Tyendinaga Mohawk Territory's dozens of dispensaries, which serve "thousands of cars on a daily basis," have touched off an economic boom in the First Nation, where home- and business renovations are becoming widespread and several new gas stations have opened to serve nearby Highway 401.
CBC Toronto

Quick Hits

  1. A group of Chiefs from Ontario, Saskatchewan, and BC argued while legal REC industry was "a historic an tangible opportunity" for First Nations, all face a barrier to entry because the federal government handed REC retail to the provinces—none of which have governance relationships with First Nations.
    Globe and Mail
  2. At Neyaashiinigmiing First Nation in Ontario, protests from community members stopped a planned outdoor MED production facility just before Health Canada approval. Band members say the First-Nations–owned Wiisag Corp. failed to properly consult with them.
    CBC Indigenous
  3. The Nunavut government slashed its markup on dry flower from $4 to $1 per gram after REC sales decline dramatically between Q1 and Q2 of the fiscal year. Nunavut REC prices are among the country's highest, averaging between $14 and $16 per gram against the national $10 average.
    GrowthOp
9.
   

New Drug-Impaired Driving THC Limits Only Applied in Rural Areas

Jesse Staniforth

Police aren't making much use of new limits on THC content in blood that came into law last year. There have been no charges under the law in BC, and eight in Alberta.
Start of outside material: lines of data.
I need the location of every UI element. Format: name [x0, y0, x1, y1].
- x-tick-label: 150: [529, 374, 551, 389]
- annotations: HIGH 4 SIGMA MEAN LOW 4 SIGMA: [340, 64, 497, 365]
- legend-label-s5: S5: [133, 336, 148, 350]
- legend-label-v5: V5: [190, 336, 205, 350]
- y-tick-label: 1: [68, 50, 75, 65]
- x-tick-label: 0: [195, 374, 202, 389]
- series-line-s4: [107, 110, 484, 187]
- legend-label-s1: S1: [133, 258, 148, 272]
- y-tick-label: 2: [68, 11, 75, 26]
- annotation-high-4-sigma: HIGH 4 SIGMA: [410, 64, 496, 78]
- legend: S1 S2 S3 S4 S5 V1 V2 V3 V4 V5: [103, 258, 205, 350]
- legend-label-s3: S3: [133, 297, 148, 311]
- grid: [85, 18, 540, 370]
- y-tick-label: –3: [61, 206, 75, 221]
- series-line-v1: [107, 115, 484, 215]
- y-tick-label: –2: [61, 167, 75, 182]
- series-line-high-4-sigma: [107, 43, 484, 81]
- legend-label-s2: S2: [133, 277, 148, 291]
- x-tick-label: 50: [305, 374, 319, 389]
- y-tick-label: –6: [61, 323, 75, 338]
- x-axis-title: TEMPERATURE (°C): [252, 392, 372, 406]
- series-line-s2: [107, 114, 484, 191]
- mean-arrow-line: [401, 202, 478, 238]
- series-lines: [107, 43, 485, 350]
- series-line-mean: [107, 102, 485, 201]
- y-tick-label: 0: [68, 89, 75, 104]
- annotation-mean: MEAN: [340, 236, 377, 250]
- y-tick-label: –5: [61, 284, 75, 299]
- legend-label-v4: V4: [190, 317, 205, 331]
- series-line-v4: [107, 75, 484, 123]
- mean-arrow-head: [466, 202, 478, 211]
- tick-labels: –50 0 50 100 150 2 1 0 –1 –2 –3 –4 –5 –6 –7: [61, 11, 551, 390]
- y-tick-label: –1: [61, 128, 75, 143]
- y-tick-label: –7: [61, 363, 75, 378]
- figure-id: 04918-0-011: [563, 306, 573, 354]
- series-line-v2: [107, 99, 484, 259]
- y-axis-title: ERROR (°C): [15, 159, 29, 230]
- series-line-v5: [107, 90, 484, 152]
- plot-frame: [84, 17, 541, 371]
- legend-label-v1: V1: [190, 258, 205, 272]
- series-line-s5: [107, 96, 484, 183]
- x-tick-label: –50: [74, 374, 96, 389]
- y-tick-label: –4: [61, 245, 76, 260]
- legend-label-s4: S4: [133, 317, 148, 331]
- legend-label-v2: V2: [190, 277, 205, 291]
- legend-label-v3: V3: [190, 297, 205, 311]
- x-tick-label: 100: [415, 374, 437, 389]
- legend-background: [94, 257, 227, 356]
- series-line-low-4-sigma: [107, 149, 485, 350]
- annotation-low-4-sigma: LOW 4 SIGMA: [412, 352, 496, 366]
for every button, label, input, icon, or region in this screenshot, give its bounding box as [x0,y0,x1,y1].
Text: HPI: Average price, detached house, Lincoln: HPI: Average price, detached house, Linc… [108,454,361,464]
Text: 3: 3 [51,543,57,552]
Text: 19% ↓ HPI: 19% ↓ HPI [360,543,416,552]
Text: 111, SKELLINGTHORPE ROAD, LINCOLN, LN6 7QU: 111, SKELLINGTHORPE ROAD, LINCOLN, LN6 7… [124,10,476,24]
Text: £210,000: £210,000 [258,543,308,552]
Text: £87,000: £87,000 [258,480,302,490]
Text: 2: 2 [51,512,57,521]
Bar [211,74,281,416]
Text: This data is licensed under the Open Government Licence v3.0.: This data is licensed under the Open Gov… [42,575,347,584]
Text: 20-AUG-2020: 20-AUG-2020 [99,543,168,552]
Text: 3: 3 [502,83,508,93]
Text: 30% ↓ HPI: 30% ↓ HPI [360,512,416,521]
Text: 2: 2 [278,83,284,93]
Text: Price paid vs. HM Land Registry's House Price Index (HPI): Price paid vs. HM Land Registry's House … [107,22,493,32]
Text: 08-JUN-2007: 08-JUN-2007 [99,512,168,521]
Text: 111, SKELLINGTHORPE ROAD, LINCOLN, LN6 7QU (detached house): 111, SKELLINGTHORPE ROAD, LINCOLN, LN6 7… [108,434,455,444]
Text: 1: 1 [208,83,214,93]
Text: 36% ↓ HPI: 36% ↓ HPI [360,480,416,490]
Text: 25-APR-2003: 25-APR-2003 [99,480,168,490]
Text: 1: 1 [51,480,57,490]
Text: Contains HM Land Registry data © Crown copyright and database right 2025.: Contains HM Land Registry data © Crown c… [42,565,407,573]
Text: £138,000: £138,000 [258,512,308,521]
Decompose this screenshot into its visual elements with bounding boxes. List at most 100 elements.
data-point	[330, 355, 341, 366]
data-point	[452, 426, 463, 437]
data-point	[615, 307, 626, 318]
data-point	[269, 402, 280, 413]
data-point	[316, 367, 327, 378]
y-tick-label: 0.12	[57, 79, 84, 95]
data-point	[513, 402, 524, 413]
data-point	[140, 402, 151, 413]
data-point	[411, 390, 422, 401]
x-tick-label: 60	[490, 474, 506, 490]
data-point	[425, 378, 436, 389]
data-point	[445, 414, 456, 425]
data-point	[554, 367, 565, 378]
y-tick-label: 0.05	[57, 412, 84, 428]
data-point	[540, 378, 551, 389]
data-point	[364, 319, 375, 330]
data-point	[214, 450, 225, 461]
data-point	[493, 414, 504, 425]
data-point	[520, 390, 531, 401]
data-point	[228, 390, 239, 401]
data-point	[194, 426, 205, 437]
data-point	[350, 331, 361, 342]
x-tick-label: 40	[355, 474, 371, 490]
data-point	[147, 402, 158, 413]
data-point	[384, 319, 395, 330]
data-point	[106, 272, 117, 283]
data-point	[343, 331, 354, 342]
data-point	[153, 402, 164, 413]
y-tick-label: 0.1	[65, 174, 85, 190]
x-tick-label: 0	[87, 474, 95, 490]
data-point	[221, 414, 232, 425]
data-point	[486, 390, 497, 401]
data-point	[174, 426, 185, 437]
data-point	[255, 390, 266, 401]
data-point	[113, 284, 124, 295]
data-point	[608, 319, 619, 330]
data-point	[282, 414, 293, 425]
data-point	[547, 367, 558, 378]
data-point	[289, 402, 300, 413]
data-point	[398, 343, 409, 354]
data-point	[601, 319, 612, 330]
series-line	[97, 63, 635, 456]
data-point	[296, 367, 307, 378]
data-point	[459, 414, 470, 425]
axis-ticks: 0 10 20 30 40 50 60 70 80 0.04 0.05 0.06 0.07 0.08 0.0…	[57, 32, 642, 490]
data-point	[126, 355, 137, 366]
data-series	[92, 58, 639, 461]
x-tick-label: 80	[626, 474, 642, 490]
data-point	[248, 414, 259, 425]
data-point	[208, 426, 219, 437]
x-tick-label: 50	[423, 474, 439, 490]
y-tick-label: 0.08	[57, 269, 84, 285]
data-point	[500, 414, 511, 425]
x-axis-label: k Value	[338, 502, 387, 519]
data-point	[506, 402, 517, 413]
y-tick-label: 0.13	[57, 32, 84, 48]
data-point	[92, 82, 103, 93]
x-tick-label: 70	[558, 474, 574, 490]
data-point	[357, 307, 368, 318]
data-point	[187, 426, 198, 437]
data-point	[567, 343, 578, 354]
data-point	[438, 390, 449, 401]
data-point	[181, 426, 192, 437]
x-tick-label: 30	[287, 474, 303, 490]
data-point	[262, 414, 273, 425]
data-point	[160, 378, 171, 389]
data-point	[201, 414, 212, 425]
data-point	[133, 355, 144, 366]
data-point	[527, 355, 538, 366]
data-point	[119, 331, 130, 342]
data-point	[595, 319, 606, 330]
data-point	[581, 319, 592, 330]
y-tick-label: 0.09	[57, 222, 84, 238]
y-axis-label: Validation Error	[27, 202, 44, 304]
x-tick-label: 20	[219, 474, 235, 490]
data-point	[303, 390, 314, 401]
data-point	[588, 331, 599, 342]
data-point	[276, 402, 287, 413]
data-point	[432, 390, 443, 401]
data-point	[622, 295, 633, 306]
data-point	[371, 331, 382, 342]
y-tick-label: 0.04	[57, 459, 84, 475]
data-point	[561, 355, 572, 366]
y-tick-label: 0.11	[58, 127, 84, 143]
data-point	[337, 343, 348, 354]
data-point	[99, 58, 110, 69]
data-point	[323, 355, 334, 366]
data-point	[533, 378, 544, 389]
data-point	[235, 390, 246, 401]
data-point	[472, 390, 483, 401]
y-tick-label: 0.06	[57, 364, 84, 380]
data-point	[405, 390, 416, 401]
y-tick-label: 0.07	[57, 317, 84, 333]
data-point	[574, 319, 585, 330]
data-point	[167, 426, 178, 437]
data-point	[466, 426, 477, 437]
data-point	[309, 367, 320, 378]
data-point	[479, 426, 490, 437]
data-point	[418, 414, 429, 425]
The only place the new rules seem to be applied is in smaller municipalities in Ontario and Quebec—though drug-impaired driving arrests are on the increase in Quebec.
Global News, La Presse—In French

  • One police officer described blood tests as "literally the last resort." They must be completed within two hours of the incident in question, which may not be possible in busy hospitals in larger municipalities.

Quick Hits

  1. Newfoundland fishery towns hit by the decline of fish stocks hope cannabis can lift their economies.
    CBC Newfoundland
  2. At least 12 colleges and universities across Canada have added cannabis-related education and training to their course offerings.
    The Star
  3. WeedWeek founder Alex Halperin wrote about cannabis and driving for the Guardian.
10.
   

Cannabis Molecules 30 Times More Powerful than Aspirin

Researchers at the University of Guelph announced they had discovered how cannabis plants create pain-relief molecules as much as 30 times more effective at treating inflammation than Aspirin. The molecules, called "flavonoids," exist in all plants and create vegetable pigments. However, those in cannabis have particular anti-inflammatory potential.
Press Release, Sudbury.com

Quick Hits

  1. Tilray acquired UK boozy-gummies maker Smith & Sinclair for an undisclosed amount, with plans to develop CBD edibles.
    CNBC
  2. California's cannabeverage manufacturer Tinley Beverage Company said it's "closing in on a deal with a Canadian licensed producer," as new data suggests most Canadians want to try CBD beverages.